Un día traje una ramita con espinas enredada en el pantalón; apenas crucé la puerta de la habitación, me senté y pude notarla, ahí sonreí porque sentía algo en el pantalón, pero no sabía qué me molestaba, de pie no podía ver la ramita. Al quitar la ramita, una espina rasguñó mi dedo índice; tiré la ramita y un par de gotas de sangre se fueron junto a la ramita, justo debajo de la cama en que dormía. Me disgustaba que era ramita estuviera en el suelo, así es que me tiré de guata al piso y miré debajo de la cama: había un muñequito hecho de totora, vestido con prendas muy similares a las que yo vestía, agarrando la rama con una manito y bebiendo las gotas de sangre que acababan de salir de mi dedo.
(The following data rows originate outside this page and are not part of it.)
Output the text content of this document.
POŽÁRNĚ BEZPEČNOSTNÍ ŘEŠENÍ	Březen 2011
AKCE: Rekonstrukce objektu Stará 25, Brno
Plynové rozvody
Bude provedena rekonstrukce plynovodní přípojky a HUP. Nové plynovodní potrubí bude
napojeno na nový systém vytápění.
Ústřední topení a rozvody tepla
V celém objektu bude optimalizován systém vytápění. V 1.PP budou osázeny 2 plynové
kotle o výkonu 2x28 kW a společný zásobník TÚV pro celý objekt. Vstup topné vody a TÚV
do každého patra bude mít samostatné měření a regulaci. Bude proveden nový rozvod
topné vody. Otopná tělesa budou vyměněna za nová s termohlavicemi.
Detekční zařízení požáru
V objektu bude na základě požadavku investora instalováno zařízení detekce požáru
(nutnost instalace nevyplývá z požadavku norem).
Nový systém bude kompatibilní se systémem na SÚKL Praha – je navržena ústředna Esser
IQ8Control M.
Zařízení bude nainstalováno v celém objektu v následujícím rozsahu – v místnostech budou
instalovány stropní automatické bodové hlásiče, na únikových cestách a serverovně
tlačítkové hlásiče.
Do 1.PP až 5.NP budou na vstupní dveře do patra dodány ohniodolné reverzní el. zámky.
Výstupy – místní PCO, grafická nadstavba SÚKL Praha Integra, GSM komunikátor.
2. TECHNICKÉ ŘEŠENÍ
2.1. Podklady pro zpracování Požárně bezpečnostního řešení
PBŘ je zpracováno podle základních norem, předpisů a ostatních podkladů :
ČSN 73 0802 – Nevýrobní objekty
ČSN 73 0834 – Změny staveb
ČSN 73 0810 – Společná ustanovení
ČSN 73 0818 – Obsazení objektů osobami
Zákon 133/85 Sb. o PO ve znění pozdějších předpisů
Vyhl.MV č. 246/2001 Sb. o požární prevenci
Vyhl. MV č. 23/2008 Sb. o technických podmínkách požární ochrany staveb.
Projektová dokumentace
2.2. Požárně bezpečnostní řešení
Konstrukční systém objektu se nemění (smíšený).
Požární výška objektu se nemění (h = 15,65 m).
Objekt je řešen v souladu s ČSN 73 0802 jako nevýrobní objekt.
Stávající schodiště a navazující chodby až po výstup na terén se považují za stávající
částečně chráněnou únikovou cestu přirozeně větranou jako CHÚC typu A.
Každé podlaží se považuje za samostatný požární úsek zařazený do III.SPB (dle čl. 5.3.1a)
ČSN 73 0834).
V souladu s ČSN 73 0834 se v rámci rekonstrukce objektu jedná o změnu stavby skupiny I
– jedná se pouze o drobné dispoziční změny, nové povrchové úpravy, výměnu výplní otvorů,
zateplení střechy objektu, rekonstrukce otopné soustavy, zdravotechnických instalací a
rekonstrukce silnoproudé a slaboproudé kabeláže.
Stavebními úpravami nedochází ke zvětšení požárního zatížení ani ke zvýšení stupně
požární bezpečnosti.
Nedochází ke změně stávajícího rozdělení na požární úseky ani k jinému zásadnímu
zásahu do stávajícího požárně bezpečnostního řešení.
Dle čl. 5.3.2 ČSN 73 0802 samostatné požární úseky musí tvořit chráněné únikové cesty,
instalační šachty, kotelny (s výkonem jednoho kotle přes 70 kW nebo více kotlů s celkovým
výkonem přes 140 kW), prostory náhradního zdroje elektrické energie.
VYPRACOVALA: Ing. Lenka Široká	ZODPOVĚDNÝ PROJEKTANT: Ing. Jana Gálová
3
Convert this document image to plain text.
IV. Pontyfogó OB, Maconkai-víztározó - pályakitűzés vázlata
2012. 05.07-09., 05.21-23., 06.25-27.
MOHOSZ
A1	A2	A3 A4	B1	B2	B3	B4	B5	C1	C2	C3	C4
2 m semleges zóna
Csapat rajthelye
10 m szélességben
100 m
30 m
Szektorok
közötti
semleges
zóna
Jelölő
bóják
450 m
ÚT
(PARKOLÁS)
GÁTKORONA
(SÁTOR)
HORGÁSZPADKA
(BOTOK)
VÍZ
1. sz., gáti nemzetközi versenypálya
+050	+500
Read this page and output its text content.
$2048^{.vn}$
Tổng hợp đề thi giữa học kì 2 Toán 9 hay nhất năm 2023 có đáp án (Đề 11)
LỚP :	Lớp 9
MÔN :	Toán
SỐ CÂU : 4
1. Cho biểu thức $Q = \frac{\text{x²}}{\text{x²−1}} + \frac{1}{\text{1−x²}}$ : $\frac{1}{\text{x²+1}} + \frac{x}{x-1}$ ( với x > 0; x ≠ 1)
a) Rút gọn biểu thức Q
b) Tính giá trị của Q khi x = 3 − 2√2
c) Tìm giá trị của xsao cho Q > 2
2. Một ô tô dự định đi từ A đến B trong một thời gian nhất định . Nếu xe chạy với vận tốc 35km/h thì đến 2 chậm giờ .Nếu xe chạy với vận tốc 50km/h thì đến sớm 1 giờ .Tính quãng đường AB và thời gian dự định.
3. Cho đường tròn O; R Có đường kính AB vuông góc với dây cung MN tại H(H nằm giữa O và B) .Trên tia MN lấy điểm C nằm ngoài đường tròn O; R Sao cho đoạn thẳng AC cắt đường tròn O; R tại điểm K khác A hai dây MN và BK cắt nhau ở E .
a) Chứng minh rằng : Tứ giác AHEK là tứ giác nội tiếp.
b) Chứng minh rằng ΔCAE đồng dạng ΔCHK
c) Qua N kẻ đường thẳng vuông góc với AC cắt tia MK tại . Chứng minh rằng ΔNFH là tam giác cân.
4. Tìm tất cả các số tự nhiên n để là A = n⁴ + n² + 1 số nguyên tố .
Tomé al muñequito, pero no pude moverlo; ya había lianas de vegetación creciendo debajo de él. Creo que esto tiene que ver, pero no es lo que quiero que escuches.

Las lianas cubrieron el piso y se enrollaron alrededor de los zapatos que tenía puestos, subiendo rápido sobre el pantalón y la blusa, llegando a la cabeza, incluso dentro. Ah, intentaba contarte cómo es que terminé en esta habitación quebrada por el tiempo.